FIFA Mondiali 2026: gli orari sfavorevoli e il nodo dei ricavi pubblicitari

Una parte del problema è legata ai fusi orari. Con il torneo che si gioca in Nordamerica, le partite di maggior richiamo cominceranno alle 3 di notte a Pechino e Shanghai, e alle 0:30 a Nuova Delhi. Orari del genere spazzano via il mercato pubblicitario: a quell’ora, a guardare le partite restano solo i tifosi più sfegatati, e gli inserzionisti non hanno nessuna intenzione di pagare cifre da capogiro per un pubblico ridotto all’osso. Senza entrate pubblicitarie consistenti, le emittenti non riescono a giustificare le decine di milioni di euro che servono per acquisire i diritti.

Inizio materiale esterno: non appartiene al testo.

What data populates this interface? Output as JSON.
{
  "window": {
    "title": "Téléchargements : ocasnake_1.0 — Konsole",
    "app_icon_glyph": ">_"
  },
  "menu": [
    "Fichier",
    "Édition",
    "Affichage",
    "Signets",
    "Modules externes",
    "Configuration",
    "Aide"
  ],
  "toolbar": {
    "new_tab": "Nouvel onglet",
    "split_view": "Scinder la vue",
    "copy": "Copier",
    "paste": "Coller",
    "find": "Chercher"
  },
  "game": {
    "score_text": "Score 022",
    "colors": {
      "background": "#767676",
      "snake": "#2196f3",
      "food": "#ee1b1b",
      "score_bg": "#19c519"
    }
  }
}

India e Cina: trattative in stallo e cifre lontanissime

In India, JioStar, il più grande conglomerato mediatico del paese (nato dalla fusione tra Viacom18 e Disney Star), aveva messo sul tavolo circa 18 milioni di euro per i diritti. La FIFA ha rifiutato: voleva circa 90 milioni di euro per un pacchetto che avrebbe incluso anche i diritti del Mondiale 2030. Secondo fonti locali, la FIFA avrebbe poi abbassato la richiesta a circa 32 milioni di euro, ma la trattativa resta aperta.

La situazione in Cina è ancora più complicata. La FIFA avrebbe chiesto tra 230 e 270 milioni di euro per i diritti sul mercato cinese. CCTV, l’unico broadcaster autorizzato per legge a negoziare questi diritti, non sarebbe disposta nemmeno lontanamente ad avvicinarsi a quella cifra. Il suo budget si aggira tra i 55 e i 72 milioni di euro. La FIFA potrebbe scendere a una forchetta tra 110 e 135 milioni, ma resta comunque il doppio di quanto CCTV intende spendere. Sui social network cinesi, intanto, i tifosi protestano per la differenza abissale tra le cifre chieste alla Cina e quelle proposte all’India.

Va detto che CCTV ha trasmesso ogni singola edizione dei Mondiali a partire da Argentina 1978. In passato, gli accordi venivano chiusi con largo anticipo, lasciando il tempo di organizzare campagne promozionali e attrarre sponsor. Per i Mondiali 2018 e 2022, ad esempio, i diritti erano già assicurati con mesi di margine. Stavolta invece non c’è nulla di firmato a cinque settimane dal via. E c’è un problema ulteriore. Diversi giornalisti cinesi avrebbero avuto difficoltà a ottenere i visti per coprire il torneo, il che ridurrebbe la qualità delle trasmissioni e, a cascata, il loro appeal per gli sponsor cinesi, che tra l’altro figurano tra i principali finanziatori dell’evento.

Quello che resta, a oggi, è un braccio di ferro tra forze milionarie che tirano in direzioni opposte, con la consapevolezza che ogni settimana senza un accordo firmato significa pubblicità e sponsorizzazioni che evaporano. E milioni di tifosi in tutta l’Asia che si mangiano le unghie, non per una serie di rigori, ma per sapere se potranno almeno vedere i Mondiali 2026.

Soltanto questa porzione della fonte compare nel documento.